The Army had claimed they were rebels killed in a shootout. However, independent prosecutors probed it was all a fake and the unionists were murdered
The Army and the Government had claimed they were rebels and had been killed in a gun battle one month ago. However, independent prosecutors probed that the three Colombian labour leaders were mercilessly assassinated by security forces trained by US commanders.
After Jorge Prieto, Leonel Goyeneche and Hector Alirio Martinez were shot dead in northeast Colombia's Arauca region Aug. 5, the acting commander of the army's U.S.-trained 18th Brigade said the three were Marxist guerrillas who had died in a shootout with the military. This week, the attorney general's office disputed Col. Jairo Roman Mejia's version and issued arrest warrants for three 18th Brigade soldiers for homicide.
Vice President Francisco Santos suggested after the killings that the three union leaders had been involved in rebel activity. On Tuesday, he acknowledged his “error”.
The issue raised more concerns in US top diplomats on the poor human rights record of Colombia, as well as the protests of social activists from all over the world that has been investigating for years the mysterious assassinations of trade unionist all over the country.
According to a study by the International Commission for Labour Rights (ICLR) –a London based NGO- in Colombia it's quicker, cheaper and less risky to kill trade unionists involved in an employment dispute than to use legal civil procedures to solve the disputes.
In 2002 the death toll was 184, in 2003 there were 90 murders.

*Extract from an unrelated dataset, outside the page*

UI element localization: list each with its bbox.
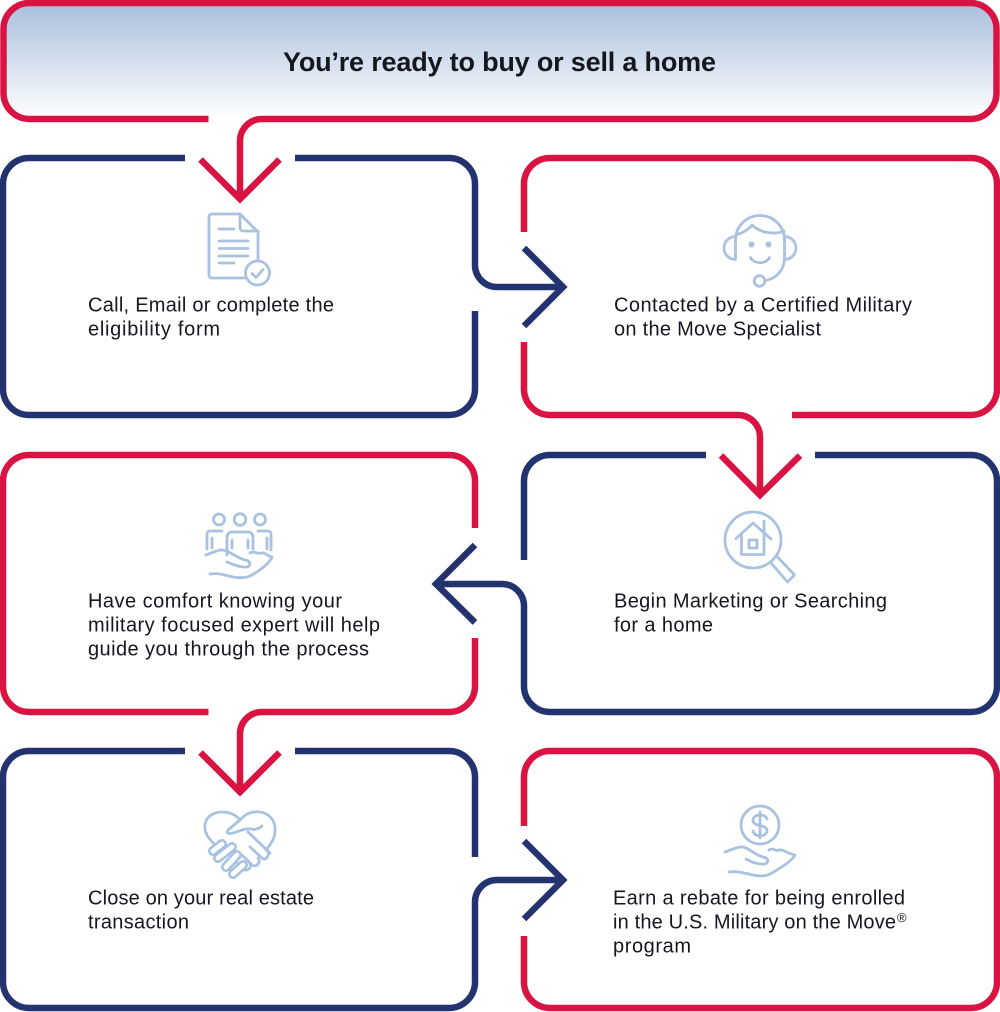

Alongside the murders came countless death threats, kidnappings, torture, arrests, and attempted assassinations.
Colombia’s justice has also played its part in this astonishing reality: “In respect of almost 4,000 murders of trade unionists since 1986, there has been almost 100 percent impunity. There were just five convictions for these murders between 1986 and 2002,” the ICLR report reads.
In the last week of March 2004, the International Commission for Labour Rights sent a mission of legal experts to Colombia to investigate violations of the right to life and liberty of trade unionists, the crisis of impunity that surrounds these violations and systematic failures in the Colombian justice system that allows the violations to continue.
The ICLR blames the Colombian government of failing “to guarantee the full enjoyment and protection of fundamental rights, (as) the conditions required for the full exercise of Trade Union Freedom do not exist, and accordingly, there is a constant direct and indirect violation of Conventions 87, 98 and 154 by the Colombian Government.
The report also remarks that “the situation, in which trade unionists find themselves in, is extremely concerning as whilst the Colombian Government accepts that they are being targeted, the virtual total impunity, in which the cases of murder remain, means that there is no real deterrent for the perpetrators of the killings.